Ma tâche est triste; mais puisque je me suis engagé à dire ces malheurs, je l’accomplirai. Je m’étois cru l’esprit plus fort, le cœur plus dur ou plus indifférent; j’avois cru pouvoir toucher à ces infortunes et en sculpter le long bas-relief avec le calme de l’artisan qui façonne une tombe; combien je me suis abusé! A mesure que j’avance dans cette vallée de larmes, mon pied soulève un tourbillon de mélancolie qui s’attache à mon âme comme la poussière s’attache au manteau du voyageur. Pas un outrage dont j’aie donné le spectacle, qui n’ait allumé en moi une colère véritable; pas une souffrance que j’aie peinte qui ne m’ait coûté des pleurs. Courage, ô ma muse! encore quelques pages, et toutes ces belles douleurs ramassées par toi avec un soin si religieux, toutes ces belles douleurs jusqu’à ce jour ignorées du monde, étouffées, perdues, comme de petites herbes sous les gerbes de faits éclatants et sans nombre qui jonchent le sol de l’histoire, auront trouvé leur dénouement et revêtu une forme qui ne leur permettra plus de mourir, de mourir dans la mémoire des hommes.

Devant le corps inanimé de Fitz-Harris, Patrick demeura anéanti. Ce qui se passoit en lui étoit trop profond et trop intérieur pour que rien en transpirât. De long-temps il ne donna pas une seule manifestation. Non, il étoit là immobile et muet. Le coup l’avoit percé de part en part. La douleur, comme le clou de Sisara, le tenoit adapté au sol. C’étoient deux cadavres en présence: l’un tout-à-fait froid, l’autre se refroidissant; l’un glacé par le désespoir, l’autre glacé par la mort.

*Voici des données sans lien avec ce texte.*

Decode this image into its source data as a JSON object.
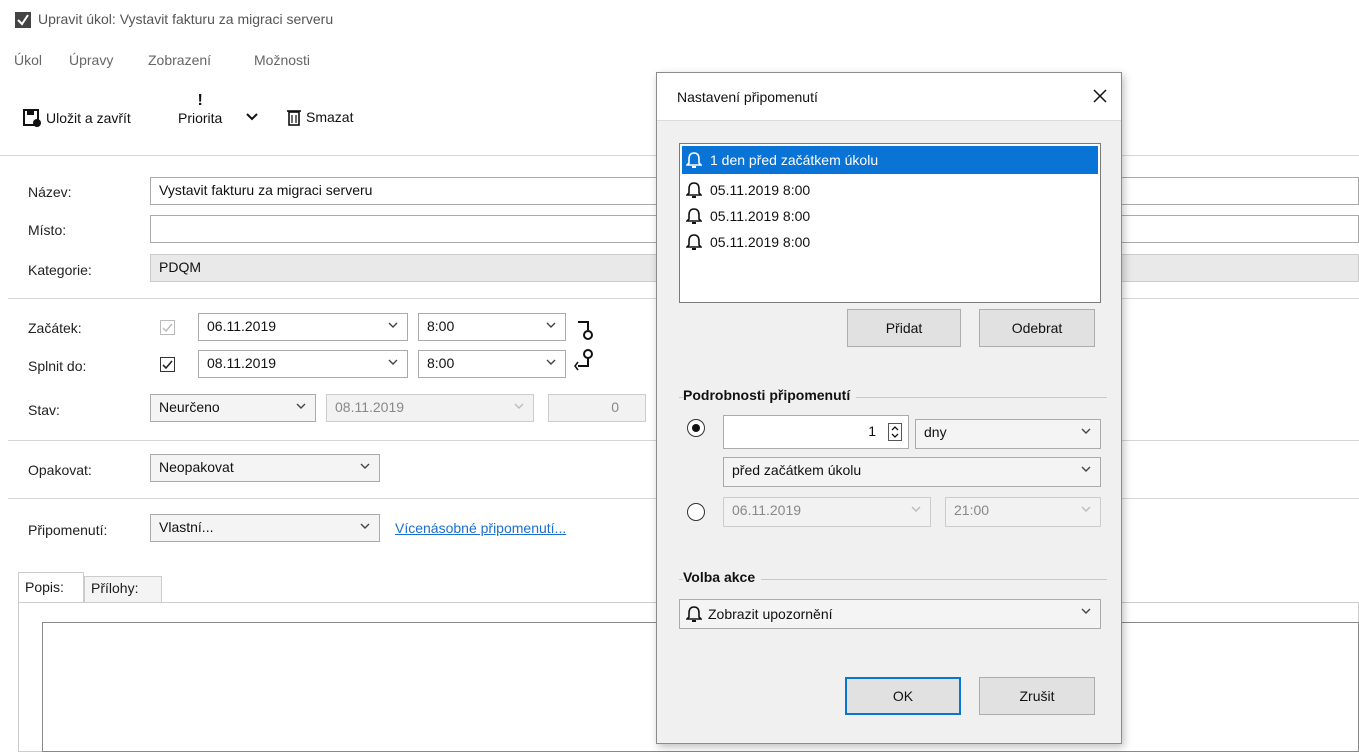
{
  "window": {
    "title": "Upravit úkol: Vystavit fakturu za migraci serveru"
  },
  "menu": [
    "Úkol",
    "Úpravy",
    "Zobrazení",
    "Možnosti"
  ],
  "toolbar": {
    "save_close": "Uložit a zavřít",
    "priority_mark": "!",
    "priority": "Priorita",
    "delete": "Smazat"
  },
  "form": {
    "name_label": "Název:",
    "name_value": "Vystavit fakturu za migraci serveru",
    "place_label": "Místo:",
    "place_value": "",
    "category_label": "Kategorie:",
    "category_value": "PDQM",
    "start_label": "Začátek:",
    "start_date": "06.11.2019",
    "start_time": "8:00",
    "due_label": "Splnit do:",
    "due_date": "08.11.2019",
    "due_time": "8:00",
    "status_label": "Stav:",
    "status_value": "Neurčeno",
    "status_date": "08.11.2019",
    "status_percent": "0",
    "repeat_label": "Opakovat:",
    "repeat_value": "Neopakovat",
    "reminder_label": "Připomenutí:",
    "reminder_value": "Vlastní...",
    "multi_reminder_link": "Vícenásobné připomenutí..."
  },
  "tabs": [
    "Popis:",
    "Přílohy:"
  ],
  "dialog": {
    "title": "Nastavení připomenutí",
    "reminders": [
      "1 den před začátkem úkolu",
      "05.11.2019 8:00",
      "05.11.2019 8:00",
      "05.11.2019 8:00"
    ],
    "add": "Přidat",
    "remove": "Odebrat",
    "details_title": "Podrobnosti připomenutí",
    "amount": "1",
    "unit": "dny",
    "relation": "před začátkem úkolu",
    "abs_date": "06.11.2019",
    "abs_time": "21:00",
    "action_title": "Volba akce",
    "action_value": "Zobrazit upozornění",
    "ok": "OK",
    "cancel": "Zrušit"
  },
  "colors": {
    "selection": "#0a74d6",
    "link": "#1a6fd1"
  }
}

Quand le porte-clefs vint comme de coutume apporter le morceau de pain de ses prisonniers, le bruit qu’il fit en ouvrant la trappe rendit tout-à-coup Patrick à l’existence. Il se souleva, et d’une voix déchirante jeta ces mots vers la voûte:—Mon frère est mort!...

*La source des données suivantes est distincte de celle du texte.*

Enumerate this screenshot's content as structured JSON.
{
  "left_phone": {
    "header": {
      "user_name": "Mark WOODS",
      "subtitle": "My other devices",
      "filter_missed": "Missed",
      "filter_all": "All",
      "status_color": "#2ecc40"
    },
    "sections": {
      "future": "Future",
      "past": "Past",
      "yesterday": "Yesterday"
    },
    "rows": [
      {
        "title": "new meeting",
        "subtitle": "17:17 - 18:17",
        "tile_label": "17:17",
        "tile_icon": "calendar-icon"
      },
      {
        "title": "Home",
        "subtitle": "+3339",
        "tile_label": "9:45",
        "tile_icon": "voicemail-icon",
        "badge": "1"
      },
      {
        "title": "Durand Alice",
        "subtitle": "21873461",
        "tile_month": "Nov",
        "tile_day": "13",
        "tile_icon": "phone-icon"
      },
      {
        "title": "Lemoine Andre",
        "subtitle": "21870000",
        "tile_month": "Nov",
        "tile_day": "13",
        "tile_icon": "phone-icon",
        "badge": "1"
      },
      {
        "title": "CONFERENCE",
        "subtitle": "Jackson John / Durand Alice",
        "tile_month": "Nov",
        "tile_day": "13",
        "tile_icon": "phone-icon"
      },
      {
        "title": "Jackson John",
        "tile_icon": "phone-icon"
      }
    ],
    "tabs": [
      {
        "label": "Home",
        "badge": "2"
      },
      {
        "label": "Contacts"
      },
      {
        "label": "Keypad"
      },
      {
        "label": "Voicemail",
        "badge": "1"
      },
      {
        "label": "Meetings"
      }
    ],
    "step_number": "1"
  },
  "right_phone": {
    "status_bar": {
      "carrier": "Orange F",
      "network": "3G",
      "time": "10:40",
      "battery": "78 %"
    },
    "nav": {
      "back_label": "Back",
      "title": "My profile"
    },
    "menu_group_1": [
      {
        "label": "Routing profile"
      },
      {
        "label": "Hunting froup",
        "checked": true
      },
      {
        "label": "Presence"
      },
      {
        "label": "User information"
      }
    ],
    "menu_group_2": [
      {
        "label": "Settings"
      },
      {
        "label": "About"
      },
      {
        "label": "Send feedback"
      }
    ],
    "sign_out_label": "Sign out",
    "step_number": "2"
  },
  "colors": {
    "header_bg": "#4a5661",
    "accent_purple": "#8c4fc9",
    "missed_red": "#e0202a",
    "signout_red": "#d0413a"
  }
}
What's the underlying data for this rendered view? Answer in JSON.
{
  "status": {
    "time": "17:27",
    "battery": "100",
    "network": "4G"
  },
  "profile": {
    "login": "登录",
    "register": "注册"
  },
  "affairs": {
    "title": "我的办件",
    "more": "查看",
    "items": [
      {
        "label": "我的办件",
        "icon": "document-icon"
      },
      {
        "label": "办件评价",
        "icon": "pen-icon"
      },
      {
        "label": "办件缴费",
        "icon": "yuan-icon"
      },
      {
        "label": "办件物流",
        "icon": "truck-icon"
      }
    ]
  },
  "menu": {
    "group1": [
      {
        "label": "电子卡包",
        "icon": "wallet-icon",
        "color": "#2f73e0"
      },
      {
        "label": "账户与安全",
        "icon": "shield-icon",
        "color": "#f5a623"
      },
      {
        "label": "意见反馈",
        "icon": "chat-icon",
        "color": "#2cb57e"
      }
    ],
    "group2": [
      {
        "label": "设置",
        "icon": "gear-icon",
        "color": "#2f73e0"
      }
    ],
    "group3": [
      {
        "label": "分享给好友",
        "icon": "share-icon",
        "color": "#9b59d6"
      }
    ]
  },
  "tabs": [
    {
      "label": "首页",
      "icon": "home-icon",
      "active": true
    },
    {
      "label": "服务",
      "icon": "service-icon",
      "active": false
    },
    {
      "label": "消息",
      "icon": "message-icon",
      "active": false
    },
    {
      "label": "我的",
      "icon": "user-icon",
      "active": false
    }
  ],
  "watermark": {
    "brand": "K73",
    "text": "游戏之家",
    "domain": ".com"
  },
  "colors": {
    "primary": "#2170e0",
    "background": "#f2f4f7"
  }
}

Cette visite, en obligeant Patrick à rompre le beau silence que gardoit sa douleur, ouvrit une issue à son oppression: de profonds soupirs s’exhalèrent de sa poitrine gonflée; jusque là il étoit demeuré l’œil sec, et il se prit à fondre en larmes.

—O mon frère! s’écria-t-il alors, pourquoi m’as-tu abandonné? Après une aussi longue et aussi étroite communauté, ne devions-nous pas mourir ensemble? Pourquoi me laisses-tu seul dans cet abyme? Ne t’aimois-je pas assez, n’avois-je pas assez de tendresse pour toi?...

Mais non, que dis-je? tu as bien fait de mourir, ô mon frère! la mort a mis fin à tes souffrances. On a souvent tort de naître; on n’a jamais tort de mourir. Naître pour en venir là, en venir là après être né, à quoi bon?... La vie, qu’est-ce donc après tout pour la plupart, sinon une longue suite, une longue multiplicité de douleurs, entre deux énigmes, entre l’énigme de la naissance et l’énigme de la mort?

Va, tu as bien fait de mourir, tu as bien fait de te dissoudre, ô mon frère! Quand, rendu à la liberté et au monde, tu eusses passé quelques heures de plus sur cette terre, qu’y aurois-tu acquis? N’avois-tu pas déjà épuisé toutes les moins pires choses humaines? N’avois-tu pas eu un berceau et le zèle d’une mère? N’avois-tu pas traversé l’enfance qui jouit sans arrière-pensée? N’avois-tu pas eu un premier amour? N’avois-tu pas eu vingt ans? Ce qui te restoit à connoître, ce n’étoit plus que des fripperies; ce qui te restoit à subir, ce n’étoit plus que des décrépitudes. Tu as bien fait de mourir, ô mon frère!